Gasolina R$ 1,65 mais barata é a aposta do relator da PLP 18/2022. Diesel teria redução de R$ 0,76


Relator do Projeto de Lei Complementar (PLP) 18/2022, que limita a aplicação de alíquota do Imposto sobre Circulação de Mercadorias e Serviços (ICMS) sobre combustíveis, senador Fernando Bezerra (MDB-PE), afirmou, na tarde de ontem (8), que a aprovação dos projetos voltados à redução dos combustíveis nos postos pode derrubar em R$ 1,65 o preço da gasolina e R$ 0,76 o preço do diesel.

“Existe uma simulação que diz que o impacto no litro do óleo diesel será de 76 centavos e no litro da gasolina de R$ 1,65. Então, estamos fazendo tudo isso para que possamos aliviar”, afirmou Bezerra. Ele, no entanto, destacou que não existe proposta de tabelamento de preços. Isso, na prática, pode anular qualquer possível redução na bomba, a depender do cenário internacional.

“Não estamos tabelando preço. Tem uma guerra na Ucrânia, a Rússia é responsável por 25% da produção de diesel no mundo, os preços estão tensionados. É evidente que pode haver elevação de preços. Mas, mesmo que haja, isso vai ajudar a não subir muito mais do que subiria”.

Bezerra apresentou à imprensa o relatório do PLP 18/22. Segundo a proposta, os setores de combustíveis, gás natural, energia elétrica, comunicações e transporte coletivo seriam classificados como essenciais e indispensáveis, levando à fixação da alíquota do ICMS em um patamar máximo de 17%.

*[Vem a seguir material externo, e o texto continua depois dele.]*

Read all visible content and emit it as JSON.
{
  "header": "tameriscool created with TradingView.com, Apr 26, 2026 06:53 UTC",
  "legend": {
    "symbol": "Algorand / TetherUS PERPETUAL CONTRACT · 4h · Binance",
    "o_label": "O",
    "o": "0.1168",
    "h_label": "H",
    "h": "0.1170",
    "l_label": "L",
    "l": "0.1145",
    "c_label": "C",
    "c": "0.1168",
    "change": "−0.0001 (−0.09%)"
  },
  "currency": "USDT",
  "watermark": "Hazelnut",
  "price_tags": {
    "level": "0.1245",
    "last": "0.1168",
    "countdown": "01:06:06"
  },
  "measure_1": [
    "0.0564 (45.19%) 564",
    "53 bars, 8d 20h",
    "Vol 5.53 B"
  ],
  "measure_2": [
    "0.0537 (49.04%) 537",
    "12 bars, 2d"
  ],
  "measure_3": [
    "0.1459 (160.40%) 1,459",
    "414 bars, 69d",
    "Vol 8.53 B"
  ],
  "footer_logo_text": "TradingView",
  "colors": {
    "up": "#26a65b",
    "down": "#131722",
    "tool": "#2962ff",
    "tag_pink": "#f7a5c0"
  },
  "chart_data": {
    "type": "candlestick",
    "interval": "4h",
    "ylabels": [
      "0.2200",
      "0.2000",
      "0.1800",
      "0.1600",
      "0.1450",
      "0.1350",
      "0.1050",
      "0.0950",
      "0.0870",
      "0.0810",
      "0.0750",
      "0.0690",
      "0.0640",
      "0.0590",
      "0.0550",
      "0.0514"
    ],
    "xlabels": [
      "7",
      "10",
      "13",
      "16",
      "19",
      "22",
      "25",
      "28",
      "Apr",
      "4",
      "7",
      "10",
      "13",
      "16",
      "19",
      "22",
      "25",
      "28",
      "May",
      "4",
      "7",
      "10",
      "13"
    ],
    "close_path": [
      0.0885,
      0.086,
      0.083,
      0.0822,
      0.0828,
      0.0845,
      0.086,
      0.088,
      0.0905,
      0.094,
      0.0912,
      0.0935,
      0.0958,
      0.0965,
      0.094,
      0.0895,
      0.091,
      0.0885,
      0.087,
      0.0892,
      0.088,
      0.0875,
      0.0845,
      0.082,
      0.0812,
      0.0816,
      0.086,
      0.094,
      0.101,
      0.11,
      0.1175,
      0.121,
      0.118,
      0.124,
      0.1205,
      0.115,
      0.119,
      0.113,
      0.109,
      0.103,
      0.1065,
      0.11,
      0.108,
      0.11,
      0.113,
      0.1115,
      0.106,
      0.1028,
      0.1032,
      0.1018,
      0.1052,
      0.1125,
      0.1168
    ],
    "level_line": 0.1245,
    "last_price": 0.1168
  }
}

Ele manteve o texto que foi aprovado na Câmara, fazendo apenas algumas inclusões em forma de emendas ao texto aprovado pelos deputados. Uma dessas emendas confere segurança jurídica aos gestores estaduais. Assim, eles poderão reduzir a arrecadação do ICMS sem ferir a Lei de Responsabilidade Fiscal (LRF) e a Lei de Diretrizes Orçamentárias (LDO). De acordo com o regramento, um ente federativo não pode abrir mão de uma receita sem indicar uma nova fonte de arrecadação para compensar.

As mudanças no texto, no entanto, não satisfazem completamente os governadores. Em reunião, ocorrida na noite do dia 7, entre governadores, Bezerra e o presidente do Senado, Rodrigo Pacheco (PSD-MG), os primeiros não se sentiram contemplados. Segundo afirmou Décio Padilha, presidente do Comsefaz (Comitê Nacional dos Secretários de Fazenda dos Estados e do Distrito Federal), na saída da reunião, “em 2023 os estados devem ficar ingovernáveis se o PLP for aprovado do jeito que está”.

Na entrevista coletiva da tarde de hoje, Bezerra mostrou a diferença nos cálculos dos governadores e do governo federal a respeito do impacto da perda de arrecadação nos cofres dos estados. “Os estados falam que vão perder R$ 103 bilhões. O governo federal fala que as perdas são da ordem de R$ 65 bilhões. É por isso que o governo acredita que os estados têm como suportar essa redução de receita”.

Mesmo sem deixar satisfeitos os governadores, o PLP seguiu para o plenário do Senado que terá o texto será lido hoje (9) em plenário e a sessão será dedicada exclusivamente a debatê-lo. A votação está prevista para a próxima segunda-feira (13). “Vai ser votado segunda-feira. Pela manifestação do Colégio de Líderes, na pior hipótese, de votar o texto da Câmara, havia ambiente [para votação]”.